Der Attentäter des früheren japanischen Ministerpräsidenten Shinzō Abe soll ursprünglich den Anführer einer religiösen Gruppe zum Ziel gehabt haben. Das habe der unmittelbar nach seinem Angriff festgenommene 41-jährige Japaner beim Verhör ausgesagt, erfuhr die japanische Nachrichtenagentur Kyodo aus Ermittlerkreisen.
Der Mann hatte Abe am Freitag während einer Wahlkampfrede in der Stadt Nara aus drei Metern Entfernung von hinten mit einer selbstgebauten Waffe erschossen. Er sei "unzufrieden" mit Abe und habe ihn "töten" wollen, wurde er zitiert. Er hege einen Groll auf eine "bestimmte Organisation", zu der Abe Verbindungen habe. . Gemeint sei eine nicht genannte religiöse Gruppe, hieß es.

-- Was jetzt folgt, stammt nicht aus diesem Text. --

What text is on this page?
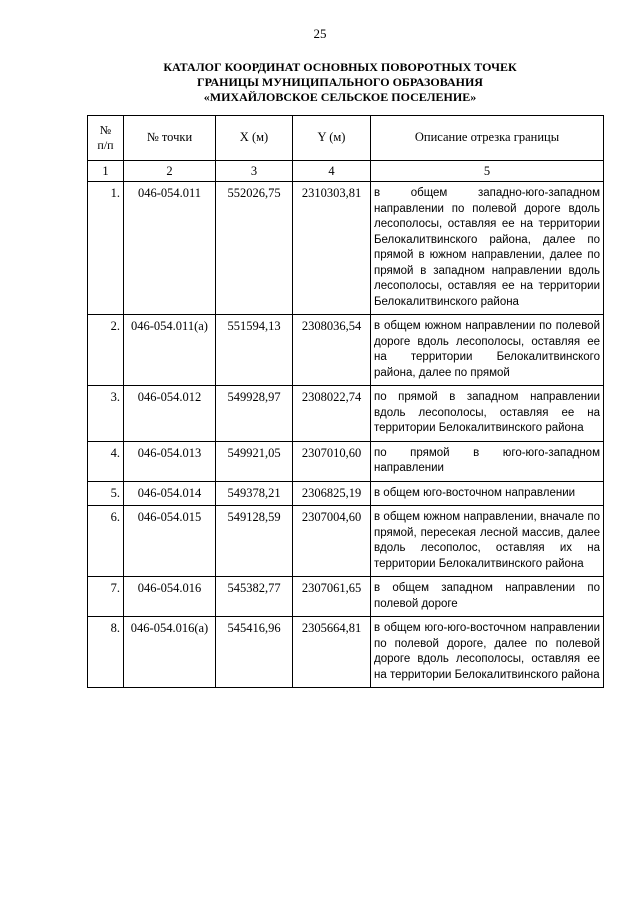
25
КАТАЛОГ КООРДИНАТ ОСНОВНЫХ ПОВОРОТНЫХ ТОЧЕК
ГРАНИЦЫ МУНИЦИПАЛЬНОГО ОБРАЗОВАНИЯ
«МИХАЙЛОВСКОЕ СЕЛЬСКОЕ ПОСЕЛЕНИЕ»
№
п/п	№ точки	X (м)	Y (м)	Описание отрезка границы
1	2	3	4	5
1.	046-054.011	552026,75	2310303,81	в общем западно-юго-западном направлении по полевой дороге вдоль лесополосы, оставляя ее на территории Белокалитвинского района, далее по прямой в южном направлении, далее по прямой в западном направлении вдоль лесополосы, оставляя ее на территории Белокалитвинского района
2.	046-054.011(а)	551594,13	2308036,54	в общем южном направлении по полевой дороге вдоль лесополосы, оставляя ее на территории Белокалитвинского района, далее по прямой
3.	046-054.012	549928,97	2308022,74	по прямой в западном направлении вдоль лесополосы, оставляя ее на территории Белокалитвинского района
4.	046-054.013	549921,05	2307010,60	по прямой в юго-юго-западном направлении
5.	046-054.014	549378,21	2306825,19	в общем юго-восточном направлении
6.	046-054.015	549128,59	2307004,60	в общем южном направлении, вначале по прямой, пересекая лесной массив, далее вдоль лесополос, оставляя их на территории Белокалитвинского района
7.	046-054.016	545382,77	2307061,65	в общем западном направлении по полевой дороге
8.	046-054.016(а)	545416,96	2305664,81	в общем юго-юго-восточном направлении по полевой дороге, далее по полевой дороге вдоль лесополосы, оставляя ее на территории Белокалитвинского района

Die von Japans Medien transportierte vage Bezeichnung "bestimmte" religiöse Organisation schürte im Internet Spekulationen, es könnte sich dabei womöglich um die umstrittene Vereinigungskirche des verstorbenen koreanischen Sektengründers San Myung Mun handeln. Die auch als Mun-Sekte bekannte Organisation hat Mitglieder in vielen Ländern, auch in Japan, und unterstützt konservative politische Anliegen. Politiker wie der frühere US-Präsident Donald Trump und Abe gelten als ihr gegenüber freundlich eingestellt. Mun, der stark anti-kommunistisch gesinnt war, hatte sie 1954 gegründet. Wie der öffentlich-rechtliche Fernsehsender NHK am Samstag aus Ermittlungskreisen erfuhr, soll der Attentäter ausgesagt haben, dass seine Mutter der "bestimmten Organisation" beigetreten sei und ihr sehr viel Geld gespendet habe, was die Familie zerrüttet habe.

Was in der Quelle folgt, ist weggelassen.